To this day, there is no serious opposition or alternative to Tamil nationalist politics among Eelam Tamils. Tamil nationalist parties continue to garner most of the votes in the North and East. Even Tamil politicians who serve the Sinhala ethnocracy, who often target marginalised groups in their electoral campaigns, fall back onto Tamil nationalist frameworks in order to legitimise their politics. Tamil newspapers and media are overwhelmingly Tamil nationalist and publish pro-LTTE sentiment or, at the very least, are respectful of Tamil nationalist principles. Meanwhile, there are no non-nationalist memorials or events that remotely rival the significance and attendance of events like Maaveerar Naal in the socio-cultural milieu of Eelam Tamils. That does not mean those opposed to Tamil nationalist politics or seeking alternatives do not exist – it just means they have, for decades now, remained on the periphery, largely inconsequential in mainstream Tamil political life even as they are given disproportionate attention particularly by the English-language media and intelligentsia.
Eelam Tamils have remained remarkably consistent, foregrounding the principles of nationhood, homeland, the right to self-rule and the need for international justice for genocide. The concretisation of these Tamil nationalist demands has been so successful that even anti-LTTE Tamil politicians have in many ways adopted these as common sense. This is not to say there are no disagreements, criticisms, or even condemnation of the LTTE's methods – but this diversity of opinion reflects the complex relationship that any polity has with an armed actor that also acted as a governing entity. To posit this as the people being "divided" on the legacy of the movement is a discursive act that undermines the Tamil national cohesion on regular display. Instead of denying and trying to suppress it, Tamil national identity must be engaged with as the potent political force that it remains.
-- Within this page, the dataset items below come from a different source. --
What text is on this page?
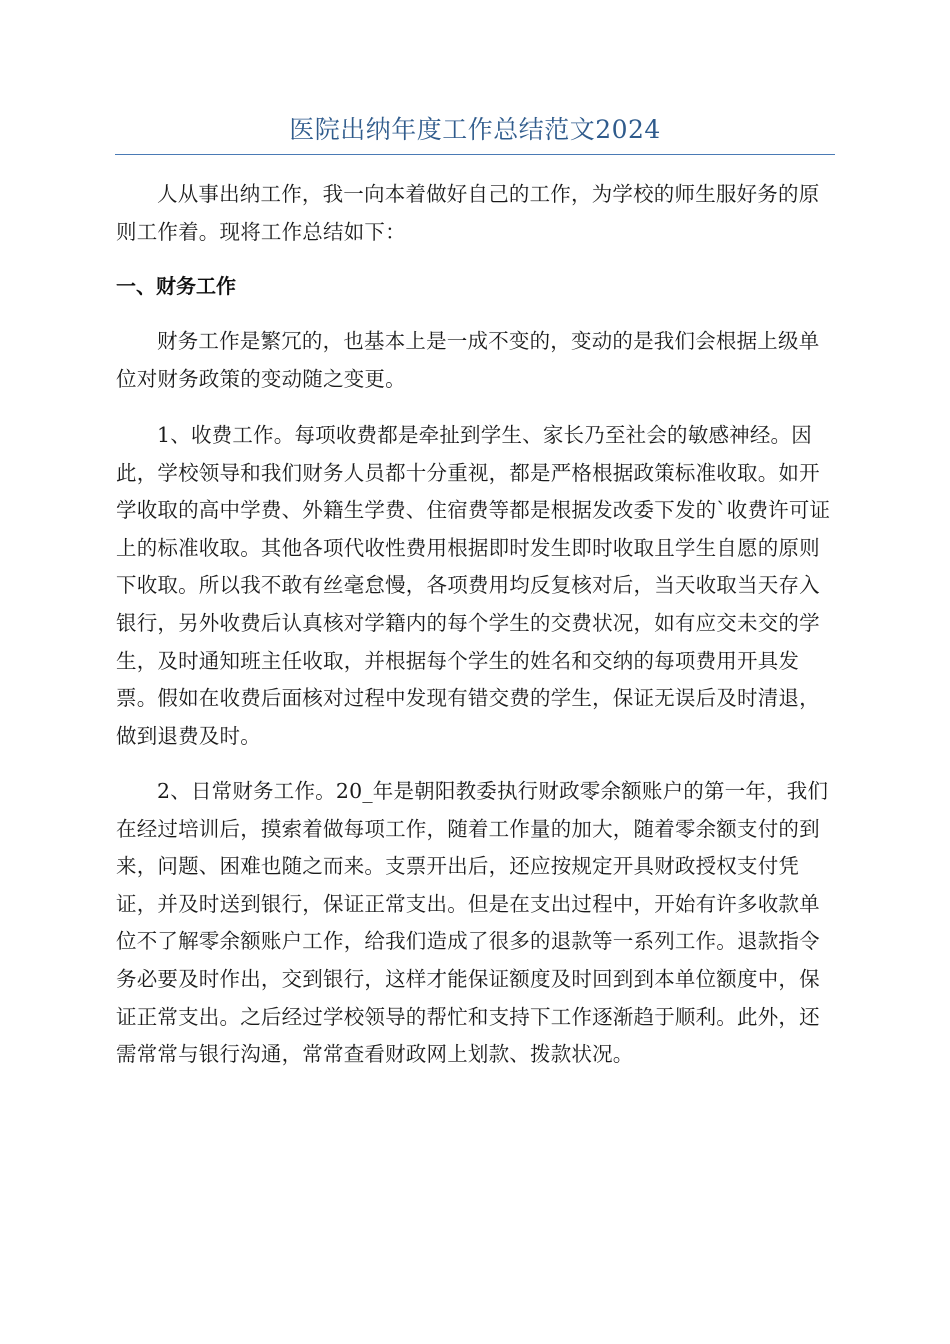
医院出纳年度工作总结范文2024

人从事出纳工作，我一向本着做好自己的工作，为学校的师生服好务的原则工作着。现将工作总结如下：

一、财务工作

财务工作是繁冗的，也基本上是一成不变的，变动的是我们会根据上级单位对财务政策的变动随之变更。

1、收费工作。每项收费都是牵扯到学生、家长乃至社会的敏感神经。因此，学校领导和我们财务人员都十分重视，都是严格根据政策标准收取。如开学收取的高中学费、外籍生学费、住宿费等都是根据发改委下发的`收费许可证上的标准收取。其他各项代收性费用根据即时发生即时收取且学生自愿的原则下收取。所以我不敢有丝毫怠慢，各项费用均反复核对后，当天收取当天存入银行，另外收费后认真核对学籍内的每个学生的交费状况，如有应交未交的学生，及时通知班主任收取，并根据每个学生的姓名和交纳的每项费用开具发票。假如在收费后面核对过程中发现有错交费的学生，保证无误后及时清退，做到退费及时。

2、日常财务工作。20_年是朝阳教委执行财政零余额账户的第一年，我们在经过培训后，摸索着做每项工作，随着工作量的加大，随着零余额支付的到来，问题、困难也随之而来。支票开出后，还应按规定开具财政授权支付凭证，并及时送到银行，保证正常支出。但是在支出过程中，开始有许多收款单位不了解零余额账户工作，给我们造成了很多的退款等一系列工作。退款指令务必要及时作出，交到银行，这样才能保证额度及时回到到本单位额度中，保证正常支出。之后经过学校领导的帮忙和支持下工作逐渐趋于顺利。此外，还需常常与银行沟通，常常查看财政网上划款、拨款状况。
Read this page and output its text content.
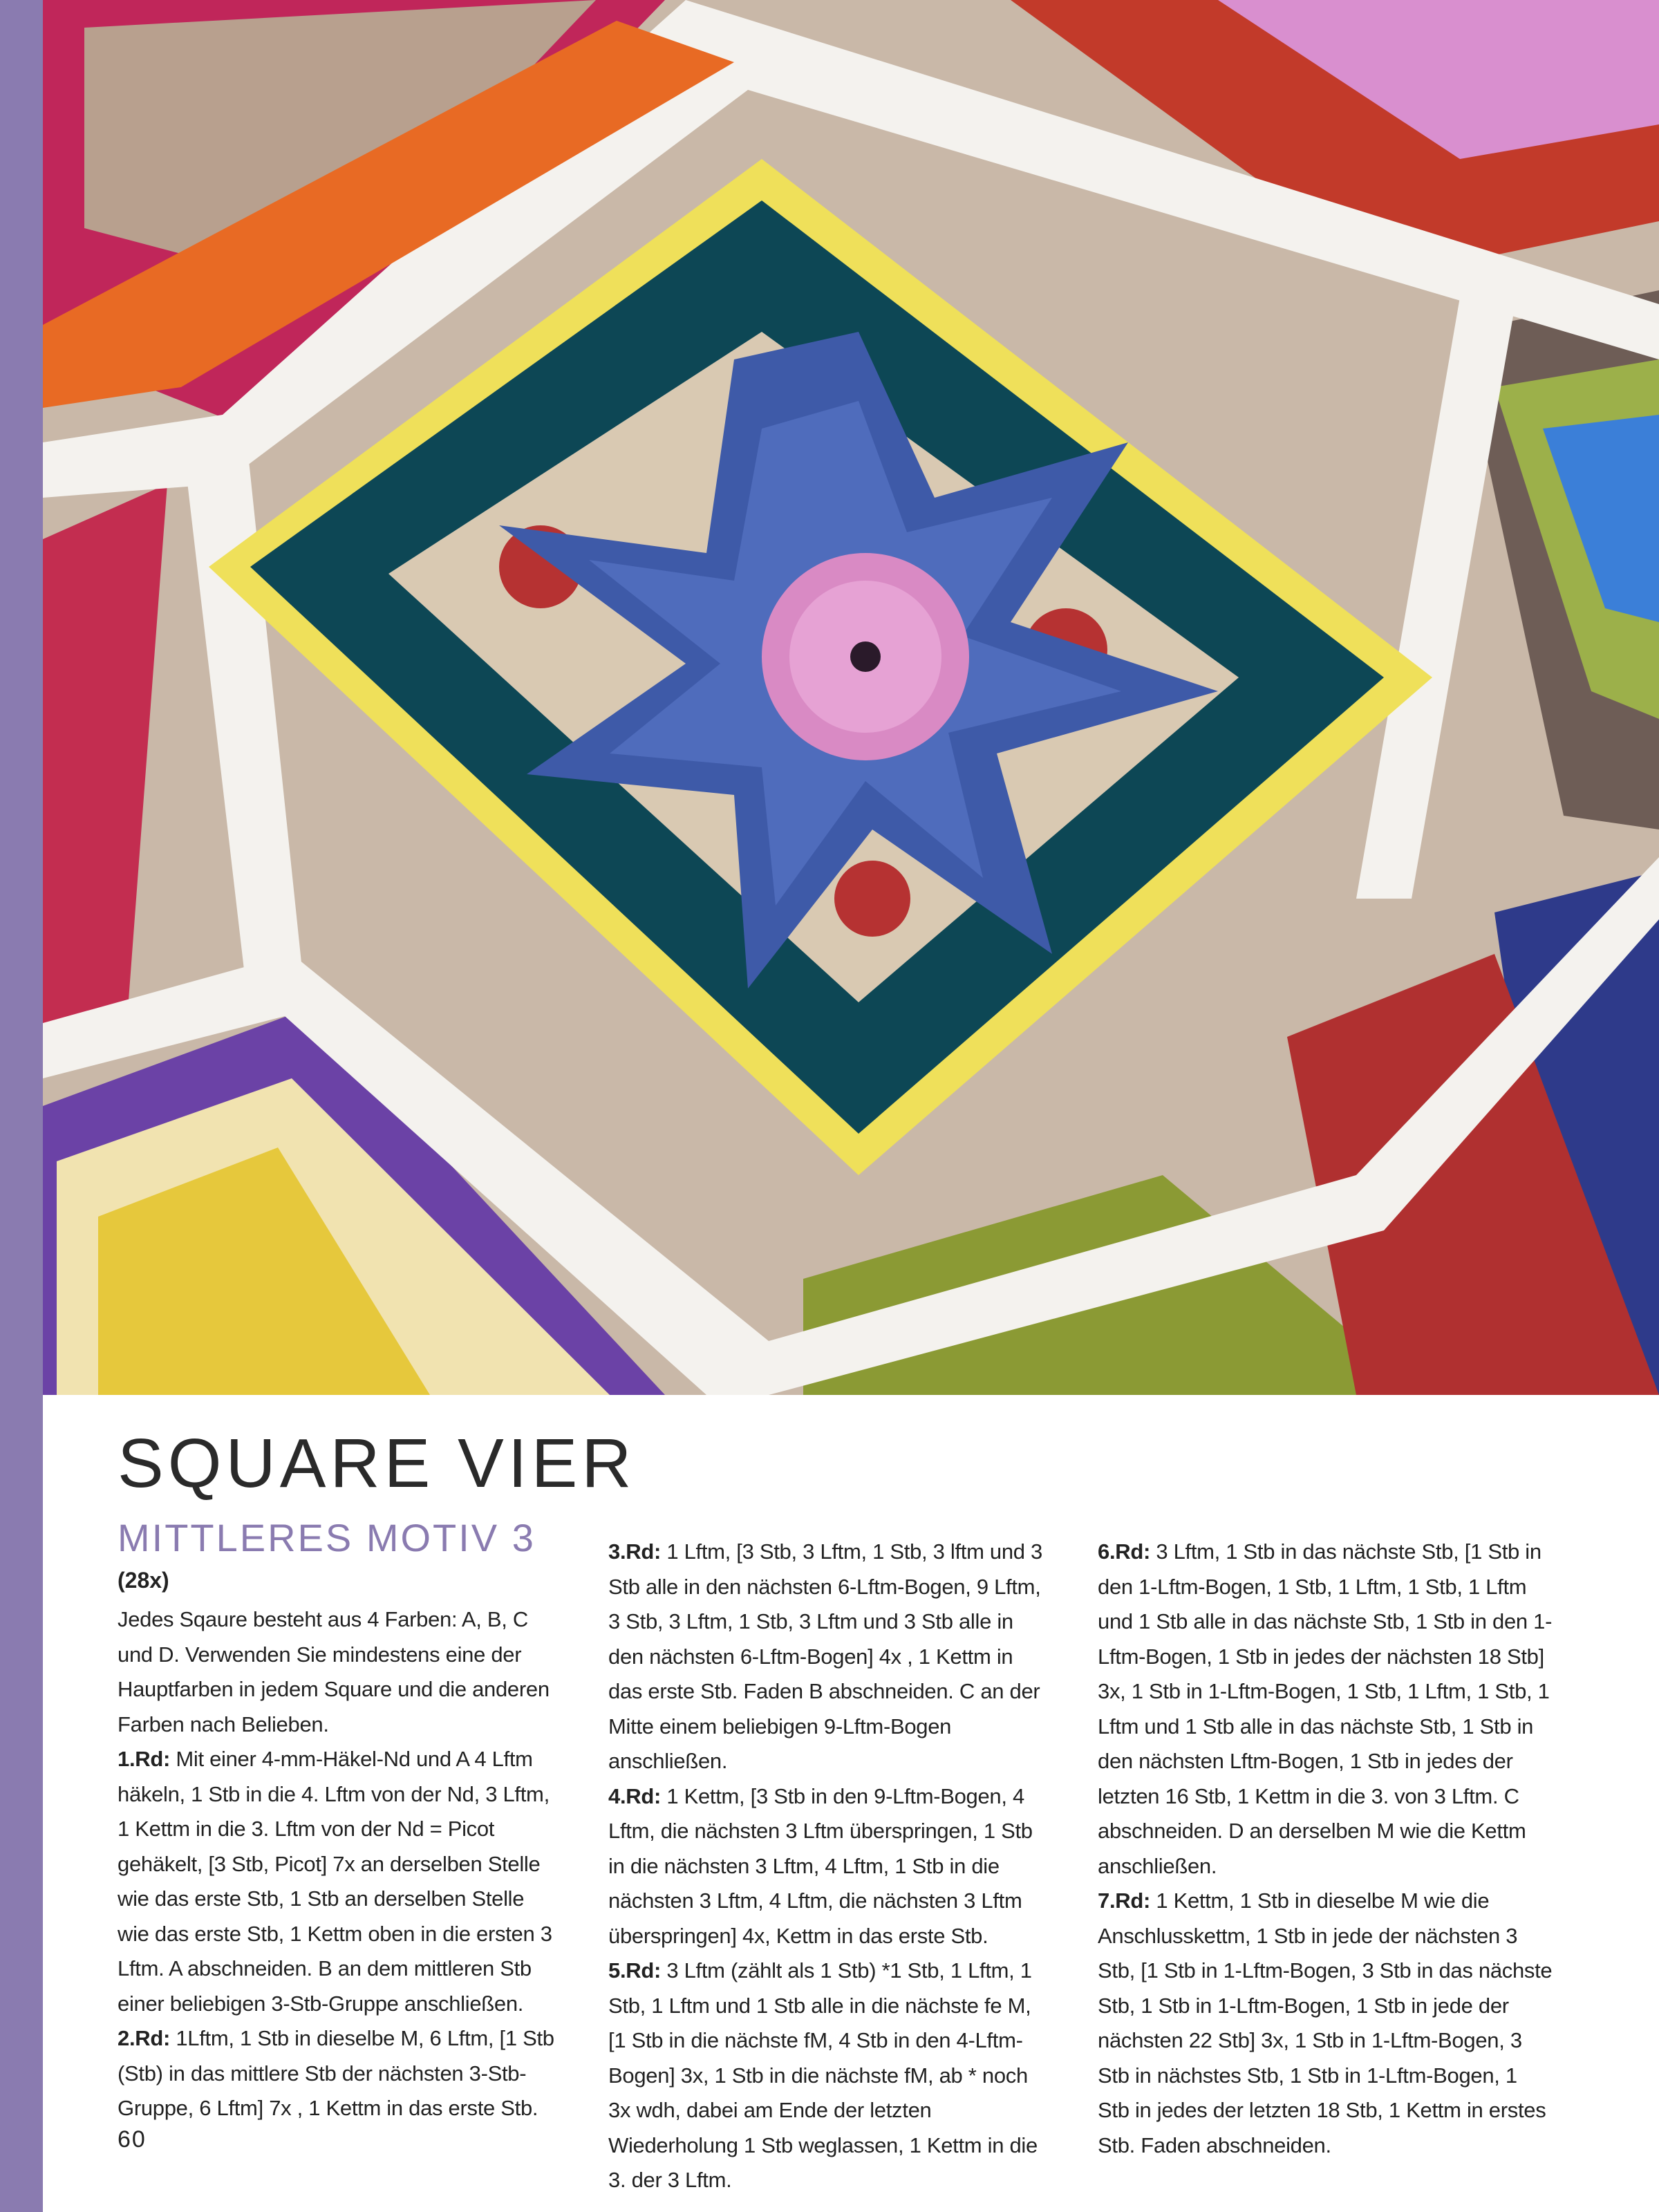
SQUARE VIER
MITTLERES MOTIV 3
(28x)

Jedes Sqaure besteht aus 4 Farben: A, B, C und D. Verwenden Sie mindestens eine der Hauptfarben in jedem Square und die anderen Farben nach Belieben.

1.Rd: Mit einer 4-mm-Häkel-Nd und A 4 Lftm häkeln, 1 Stb in die 4. Lftm von der Nd, 3 Lftm, 1 Kettm in die 3. Lftm von der Nd = Picot gehäkelt, [3 Stb, Picot] 7x an derselben Stelle wie das erste Stb, 1 Stb an derselben Stelle wie das erste Stb, 1 Kettm oben in die ersten 3 Lftm. A abschneiden. B an dem mittleren Stb einer beliebigen 3-Stb-Gruppe anschließen.

2.Rd: 1Lftm, 1 Stb in dieselbe M, 6 Lftm, [1 Stb (Stb) in das mittlere Stb der nächsten 3-Stb-Gruppe, 6 Lftm] 7x , 1 Kettm in das erste Stb.

3.Rd: 1 Lftm, [3 Stb, 3 Lftm, 1 Stb, 3 lftm und 3 Stb alle in den nächsten 6-Lftm-Bogen, 9 Lftm, 3 Stb, 3 Lftm, 1 Stb, 3 Lftm und 3 Stb alle in den nächsten 6-Lftm-Bogen] 4x , 1 Kettm in das erste Stb. Faden B abschneiden. C an der Mitte einem beliebigen 9-Lftm-Bogen anschließen.

4.Rd: 1 Kettm, [3 Stb in den 9-Lftm-Bogen, 4 Lftm, die nächsten 3 Lftm überspringen, 1 Stb in die nächsten 3 Lftm, 4 Lftm, 1 Stb in die nächsten 3 Lftm, 4 Lftm, die nächsten 3 Lftm überspringen] 4x, Kettm in das erste Stb.

5.Rd: 3 Lftm (zählt als 1 Stb) *1 Stb, 1 Lftm, 1 Stb, 1 Lftm und 1 Stb alle in die nächste fe M, [1 Stb in die nächste fM, 4 Stb in den 4-Lftm-Bogen] 3x, 1 Stb in die nächste fM, ab * noch 3x wdh, dabei am Ende der letzten Wiederholung 1 Stb weglassen, 1 Kettm in die 3. der 3 Lftm.

6.Rd: 3 Lftm, 1 Stb in das nächste Stb, [1 Stb in den 1-Lftm-Bogen, 1 Stb, 1 Lftm, 1 Stb, 1 Lftm und 1 Stb alle in das nächste Stb, 1 Stb in den 1-Lftm-Bogen, 1 Stb in jedes der nächsten 18 Stb] 3x, 1 Stb in 1-Lftm-Bogen, 1 Stb, 1 Lftm, 1 Stb, 1 Lftm und 1 Stb alle in das nächste Stb, 1 Stb in den nächsten Lftm-Bogen, 1 Stb in jedes der letzten 16 Stb, 1 Kettm in die 3. von 3 Lftm. C abschneiden. D an derselben M wie die Kettm anschließen.

7.Rd: 1 Kettm, 1 Stb in dieselbe M wie die Anschlusskettm, 1 Stb in jede der nächsten 3 Stb, [1 Stb in 1-Lftm-Bogen, 3 Stb in das nächste Stb, 1 Stb in 1-Lftm-Bogen, 1 Stb in jede der nächsten 22 Stb] 3x, 1 Stb in 1-Lftm-Bogen, 3 Stb in nächstes Stb, 1 Stb in 1-Lftm-Bogen, 1 Stb in jedes der letzten 18 Stb, 1 Kettm in erstes Stb. Faden abschneiden.

60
After all, the decision to embark on an armed struggle for a separate state came precisely because the Sri Lankan state and the international community did not take Tamil nationalist demands seriously.

When critics of the Tamil nationalist project describe underprivileged Tamils as unwitting cannon fodder exploited by the LTTE, their politicisation, participation in and contribution to the Tamil Eelam project is invalidated.

The Sri Lankan state drove itself into economic collapse in its insistence on building an ethnocratic state, preferring to fight a long, costly war rather than address Tamil grievances. Fourteen years after the war's end, it continues to deploy most of its hugely bloated military in the Tamil-dominated region, and Tamil political expression remains heavily surveilled. As shown by the recent arrests of the Tamil National People's Front MPs Gajen Ponnambalam and Selvarajah Kajendren, as well as numerous of their colleagues, the state still prefers to deal with the Tamil question using force. 
The persistence and expansion of Tamil nationalist practices in the face of both a repressive state and a hostile elite is remarkable and suggests that Tamil nationalism will remain a significant political force. The bulwark that Tamil nationalism provides against the Sri Lankan state will therefore continue to be the most potent challenge to Sinhala Buddhist ethnocracy. However, this also means that Sri Lanka will continue to face instability for as long as the Sinhala Buddhist state-building project sees Tamil nationalism as an intrinsic threat that needs to be eradicated. A solution requires confronting Sinhala Buddhist ethnocracy, including by serious engagement with Tamil nationalism both locally and internationally. Tamils will continue to remain a crucial element in finding a sustainable peace on the island. Without that, Sri Lanka is doomed to repeat its past.